Impfen gegen eine unsichtbare Gefahr

Poliovirus im Gazastreifen

Gaza
von Autorin Carla Giuseppina Magnanimo

Eigentlich war Polio im Gazastreifen bereits seit einem guten Vierteljahrhundert ausgerottet. Doch mit dem seit fast einem Jahr anhaltenden Krieg fand das Virus seinen Weg zurück. Wenn Häuser und Wasserrohre zerstört und sauberes Wasser nicht mehr vorhanden sind, haben übertragbare Krankheiten ein leichtes Spiel – an einem so zerstörten Ort wie Gaza ein ganz besonders leichtes.

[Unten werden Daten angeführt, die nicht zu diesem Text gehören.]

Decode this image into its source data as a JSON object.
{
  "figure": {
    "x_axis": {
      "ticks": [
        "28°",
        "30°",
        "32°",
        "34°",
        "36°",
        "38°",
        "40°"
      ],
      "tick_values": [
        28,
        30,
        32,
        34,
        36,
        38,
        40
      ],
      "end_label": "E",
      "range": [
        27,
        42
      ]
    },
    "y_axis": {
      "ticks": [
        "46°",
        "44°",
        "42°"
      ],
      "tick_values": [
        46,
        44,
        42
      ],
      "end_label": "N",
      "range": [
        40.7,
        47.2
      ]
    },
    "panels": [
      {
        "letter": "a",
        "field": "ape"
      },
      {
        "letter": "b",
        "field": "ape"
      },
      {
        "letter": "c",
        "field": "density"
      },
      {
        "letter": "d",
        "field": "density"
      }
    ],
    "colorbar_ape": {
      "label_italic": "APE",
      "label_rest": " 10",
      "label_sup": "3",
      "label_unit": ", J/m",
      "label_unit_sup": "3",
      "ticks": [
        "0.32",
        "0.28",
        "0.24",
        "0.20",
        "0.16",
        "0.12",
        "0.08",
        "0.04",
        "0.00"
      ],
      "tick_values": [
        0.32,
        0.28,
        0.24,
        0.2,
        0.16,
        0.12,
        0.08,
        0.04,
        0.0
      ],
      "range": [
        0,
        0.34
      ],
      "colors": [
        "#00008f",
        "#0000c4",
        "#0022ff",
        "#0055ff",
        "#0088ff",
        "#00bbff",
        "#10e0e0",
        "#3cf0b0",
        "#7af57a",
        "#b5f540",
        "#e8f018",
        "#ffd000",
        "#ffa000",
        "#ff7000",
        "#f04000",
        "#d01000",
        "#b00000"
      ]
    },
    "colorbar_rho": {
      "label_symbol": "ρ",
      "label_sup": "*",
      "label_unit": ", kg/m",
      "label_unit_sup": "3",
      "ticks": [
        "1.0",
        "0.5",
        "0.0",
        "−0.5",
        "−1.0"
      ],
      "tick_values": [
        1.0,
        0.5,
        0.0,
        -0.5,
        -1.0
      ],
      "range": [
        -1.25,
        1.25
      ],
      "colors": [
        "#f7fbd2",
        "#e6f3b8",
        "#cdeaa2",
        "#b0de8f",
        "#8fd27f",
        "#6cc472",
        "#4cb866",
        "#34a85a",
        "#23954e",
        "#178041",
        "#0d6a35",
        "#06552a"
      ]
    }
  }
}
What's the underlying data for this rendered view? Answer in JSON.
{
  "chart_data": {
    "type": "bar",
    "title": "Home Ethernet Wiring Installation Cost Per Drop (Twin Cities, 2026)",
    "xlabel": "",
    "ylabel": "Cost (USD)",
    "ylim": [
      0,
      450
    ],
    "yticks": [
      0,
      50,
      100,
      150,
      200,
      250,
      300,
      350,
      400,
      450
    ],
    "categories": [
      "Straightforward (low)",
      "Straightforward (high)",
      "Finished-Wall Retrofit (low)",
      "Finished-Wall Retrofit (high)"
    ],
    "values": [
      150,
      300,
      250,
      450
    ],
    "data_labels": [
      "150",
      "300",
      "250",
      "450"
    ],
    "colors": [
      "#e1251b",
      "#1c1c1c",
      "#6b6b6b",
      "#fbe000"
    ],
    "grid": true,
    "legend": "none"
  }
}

Gaza ist kein sicherer Ort für Kinder

Durch die andauernden Bombardierungen sind Gesundheitseinrichtungen beschädigt und die Wasser- und Sanitärversorgung teilweise zusammengebrochen. Menschen haben all ihren Besitz verloren, müssen immer wieder fliehen und in überfüllten und schlecht ausgestatteten Notunterkünften ausharren. Auch Krankheiten wie Atemwegs- und Durchfallerkrankungen, Hautausschläge oder Mangelernährung gefährden Kinder in Gaza täglich.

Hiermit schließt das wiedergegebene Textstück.